Published on mercoledì, 1 febbraio 2017

Più che raddoppiato il risultato del 2015, quando la Divisione Rinnovabili di Enel aveva superato di poco la soglia dei 900 MW costruiti

Nel corso del 2016, Enel Green Power ha portato a termine, tra gli altri, il parco idroelettrico di Apiacás (102 MW) in Brasile, quello fotovoltaico di Finis Terrae (160 MW) in Cile, i parchi eolici di Palo Alto (129 MW) e Vientos del Altiplano (100 MW) in Messico e quello di Nojoli (88 MW) in Sudafrica.

Roma, 1 febbraio 2017 – Enel Green Power (“EGP”), la Divisione Globale Energie Rinnovabili di Enel, ha chiuso un 2016 da record, raggiungendo i 2.018 MW di nuova capacità costruita. Il traguardo ottenuto rappresenta un grande successo per EGP, che nell’anno appena concluso ha più che raddoppiato il risultato del 2015, quando era stata superata di poco la soglia dei 900 MW di capacità costruita.

“Il record del 2016 conferma ancora una volta l’incredibile sforzo di tutto il team di Enel Green Power”, ha commentato Francesco Venturini, Responsabile della Divisione Globale Energie Rinnovabili di Enel. “Si tratta di un risultato di squadra che ci rende incredibilmente orgogliosi e il merito va a tutti coloro che hanno lavorato con abnegazione e costanza per ottenere questo successo”.

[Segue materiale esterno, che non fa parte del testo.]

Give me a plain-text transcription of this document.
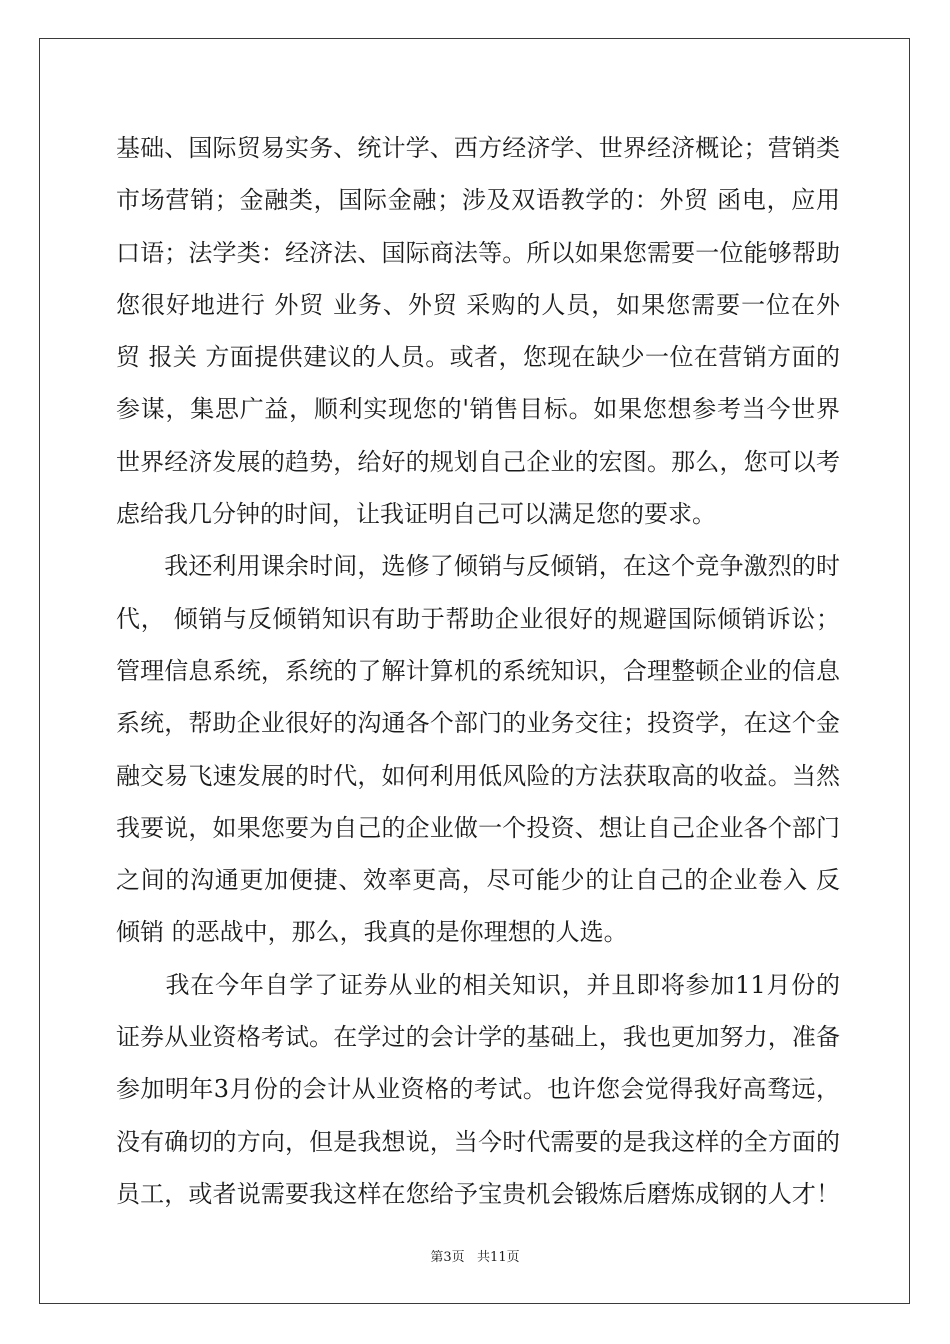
基础、国际贸易实务、统计学、西方经济学、世界经济概论；营销类
市场营销；金融类，国际金融；涉及双语教学的：外贸 函电，应用
口语；法学类：经济法、国际商法等。所以如果您需要一位能够帮助
您很好地进行 外贸 业务、外贸 采购的人员，如果您需要一位在外
贸 报关 方面提供建议的人员。或者，您现在缺少一位在营销方面的
参谋，集思广益，顺利实现您的'销售目标。如果您想参考当今世界
世界经济发展的趋势，给好的规划自己企业的宏图。那么，您可以考
虑给我几分钟的时间，让我证明自己可以满足您的要求。
　　我还利用课余时间，选修了倾销与反倾销，在这个竞争激烈的时
代， 倾销与反倾销知识有助于帮助企业很好的规避国际倾销诉讼；
管理信息系统，系统的了解计算机的系统知识，合理整顿企业的信息
系统，帮助企业很好的沟通各个部门的业务交往；投资学，在这个金
融交易飞速发展的时代，如何利用低风险的方法获取高的收益。当然
我要说，如果您要为自己的企业做一个投资、想让自己企业各个部门
之间的沟通更加便捷、效率更高，尽可能少的让自己的企业卷入 反
倾销 的恶战中，那么，我真的是你理想的人选。
　　我在今年自学了证券从业的相关知识，并且即将参加11月份的
证券从业资格考试。在学过的会计学的基础上，我也更加努力，准备
参加明年3月份的会计从业资格的考试。也许您会觉得我好高骛远，
没有确切的方向，但是我想说，当今时代需要的是我这样的全方面的
员工，或者说需要我这样在您给予宝贵机会锻炼后磨炼成钢的人才！
第3页   共11页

Nel 2016, EGP ha portato a termine impianti importanti come il parco idroelettrico di Apiacás (102 MW) nello stato del Mato Grosso in Brasile, inaugurato lo scorso novembre. In Cile, oltre al parco fotovoltaico di Finis Terrae (160 MW), sono stati avviati altri 382 MW di capacità eolica e solare per un totale di 542 MW, mentre in Messico sono entrati in esercizio i parchi eolici di Palo Alto (129 MW) e Vientos del Altiplano (100 MW). In Sudafrica, sempre nell’eolico e solare, sono stati completati progetti per oltre 470 MW, tra cui l’impianto da 88 MW di Nojoli. Buone notizie arrivano anche dagli Stati Uniti, a cominciare dall’entrata in esercizio dei primi 200 MW di Cimarron Bend, situato nella contea di Clark in Kansas, che con i suoi 400 MW di capacità è il progetto eolico più grande del Gruppo Enel. Negli USA sono stati inoltre completati altri 373 MW di eolico e solare in vari Stati.

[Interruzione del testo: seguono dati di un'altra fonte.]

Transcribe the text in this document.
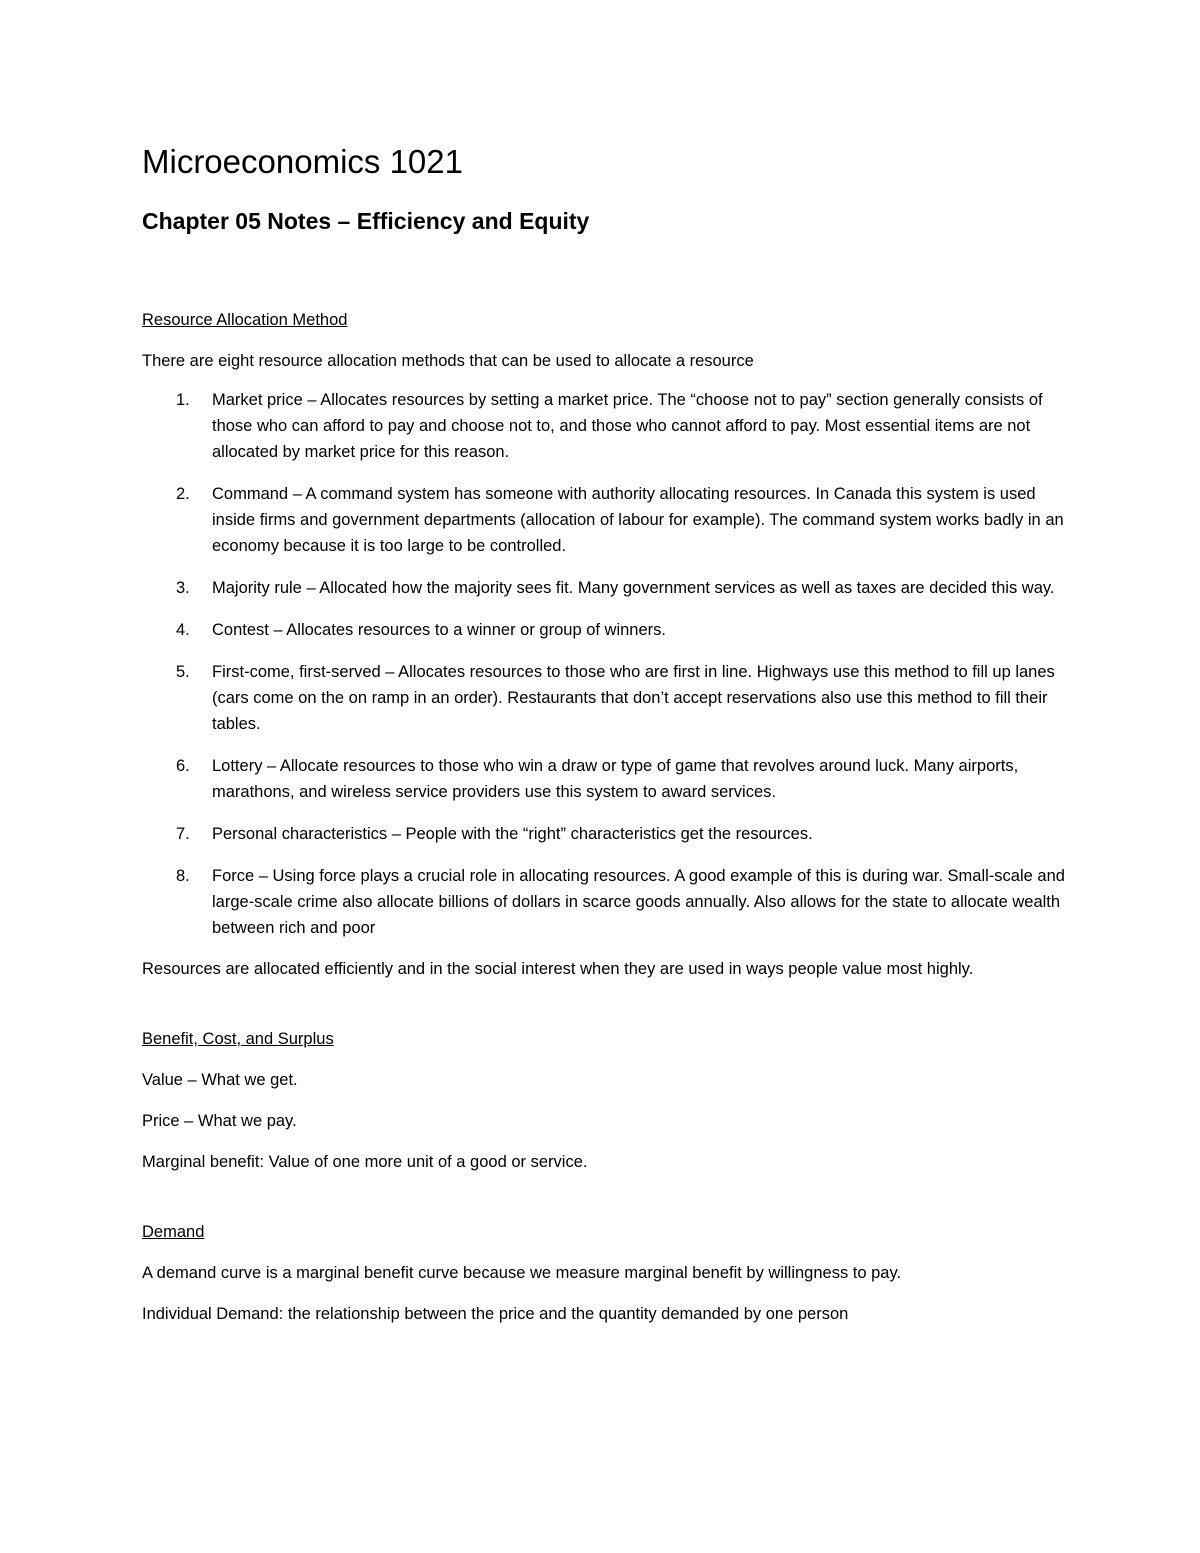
Microeconomics 1021
Chapter 05 Notes – Efficiency and Equity
Resource Allocation Method

There are eight resource allocation methods that can be used to allocate a resource

1. Market price – Allocates resources by setting a market price. The “choose not to pay” section generally consists of those who can afford to pay and choose not to, and those who cannot afford to pay. Most essential items are not allocated by market price for this reason.
2. Command – A command system has someone with authority allocating resources. In Canada this system is used inside firms and government departments (allocation of labour for example). The command system works badly in an economy because it is too large to be controlled.
3. Majority rule – Allocated how the majority sees fit. Many government services as well as taxes are decided this way.
4. Contest – Allocates resources to a winner or group of winners.
5. First-come, first-served – Allocates resources to those who are first in line. Highways use this method to fill up lanes (cars come on the on ramp in an order). Restaurants that don’t accept reservations also use this method to fill their tables.
6. Lottery – Allocate resources to those who win a draw or type of game that revolves around luck. Many airports, marathons, and wireless service providers use this system to award services.
7. Personal characteristics – People with the “right” characteristics get the resources.
8. Force – Using force plays a crucial role in allocating resources. A good example of this is during war. Small-scale and large-scale crime also allocate billions of dollars in scarce goods annually. Also allows for the state to allocate wealth between rich and poor

Resources are allocated efficiently and in the social interest when they are used in ways people value most highly.

Benefit, Cost, and Surplus

Value – What we get.

Price – What we pay.

Marginal benefit: Value of one more unit of a good or service.

Demand

A demand curve is a marginal benefit curve because we measure marginal benefit by willingness to pay.

Individual Demand: the relationship between the price and the quantity demanded by one person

Gli impianti messi in servizio da EGP nel 2016 porteranno complessivamente ad evitare l’emissione di circa 4,1 milioni di tonnellate di CO2 all’anno e saranno in grado di soddisfare il bisogno energetico di circa 1,8 milioni di famiglie.

EGP pone al primo posto la salvaguardia dell'ambiente e l'utilizzo razionale delle risorse in ogni sua attività, a cominciare dalla costruzione degli impianti. Per questo motivo è nato il cosiddetto “cantiere sostenibile”, un modello innovativo in cui tutte le fasi dei lavori sono caratterizzate da una grande attenzione alla sostenibilità: dalla selezione dei materiali e dei componenti alla gestione ecocompatibile del cantiere e dei rifiuti, fino all'adeguato inserimento nel contesto paesaggistico. Durante le attività, il cantiere sostenibile prevede il monitoraggio delle performance ambientali con l’obiettivo di generare interventi in continuo miglioramento, all’interno di una virtuosa collaborazione con fornitori e comunità locali.

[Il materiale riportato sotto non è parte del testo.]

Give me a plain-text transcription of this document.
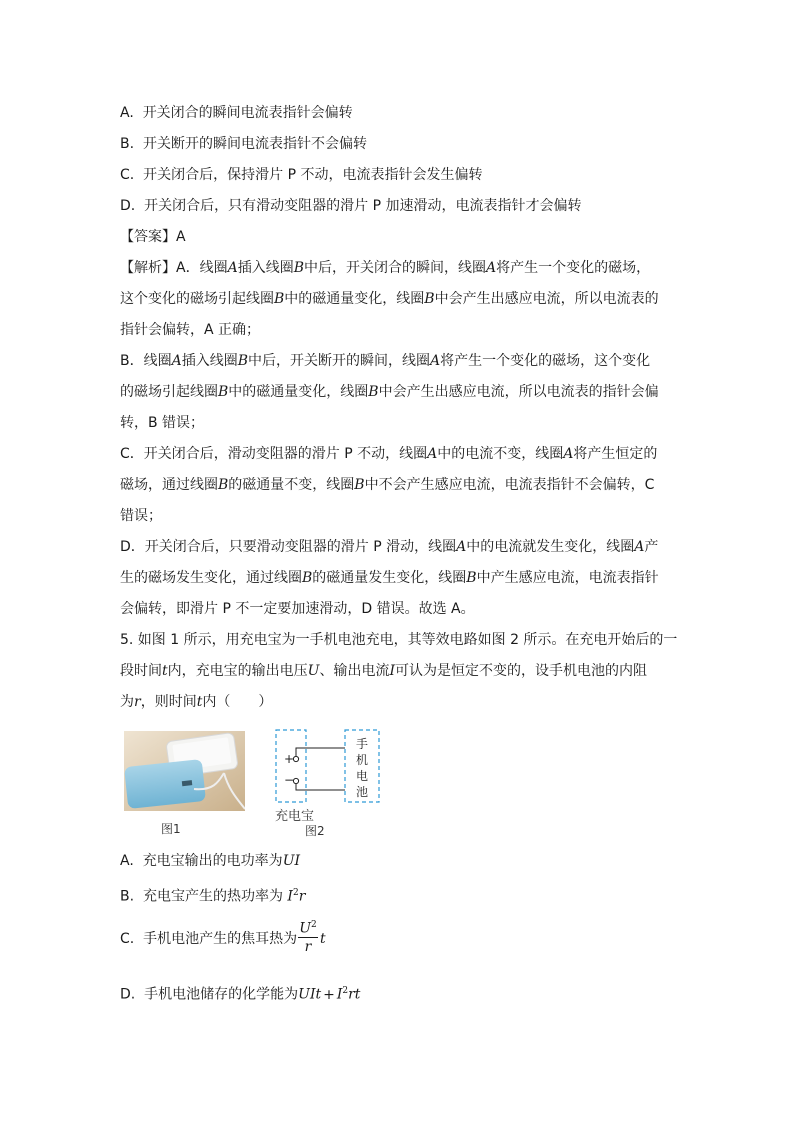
A. 开关闭合的瞬间电流表指针会偏转
B. 开关断开的瞬间电流表指针不会偏转
C. 开关闭合后，保持滑片 P 不动，电流表指针会发生偏转
D. 开关闭合后，只有滑动变阻器的滑片 P 加速滑动，电流表指针才会偏转
【答案】A
【解析】A．线圈A插入线圈B中后，开关闭合的瞬间，线圈A将产生一个变化的磁场，
这个变化的磁场引起线圈B中的磁通量变化，线圈B中会产生出感应电流，所以电流表的
指针会偏转，A 正确；
B．线圈A插入线圈B中后，开关断开的瞬间，线圈A将产生一个变化的磁场，这个变化
的磁场引起线圈B中的磁通量变化，线圈B中会产生出感应电流，所以电流表的指针会偏
转，B 错误；
C．开关闭合后，滑动变阻器的滑片 P 不动，线圈A中的电流不变，线圈A将产生恒定的
磁场，通过线圈B的磁通量不变，线圈B中不会产生感应电流，电流表指针不会偏转，C
错误；
D．开关闭合后，只要滑动变阻器的滑片 P 滑动，线圈A中的电流就发生变化，线圈A产
生的磁场发生变化，通过线圈B的磁通量发生变化，线圈B中产生感应电流，电流表指针
会偏转，即滑片 P 不一定要加速滑动，D 错误。故选 A。
5. 如图 1 所示，用充电宝为一手机电池充电，其等效电路如图 2 所示。在充电开始后的一
段时间t内，充电宝的输出电压U、输出电流I可认为是恒定不变的，设手机电池的内阻
为r，则时间t内（　　）
图1
+
−
手
机
电
池
充电宝
图2
A. 充电宝输出的电功率为UI
B. 充电宝产生的热功率为 $I^2r$
C. 手机电池产生的焦耳热为
$U^2$
r t
D. 手机电池储存的化学能为UIt + $I^2rt$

Dopo i successi registrati nel 2016, EGP guarda al nuovo anno e ai nuovi impegni che la vedrà protagonista soprattutto negli Stati Uniti e in Brasile. In quest’ultimo paese, EGP sta costruendo, tra gli altri, l’impianto di Ituverava, un grande parco solare da 254 MW nello Stato di Bahia che entrerà in esercizio nel primo semestre del 2017, e Nova Olinda (292 MW) che una volta completato sarà il più grande impianto solare mai realizzato da EGP.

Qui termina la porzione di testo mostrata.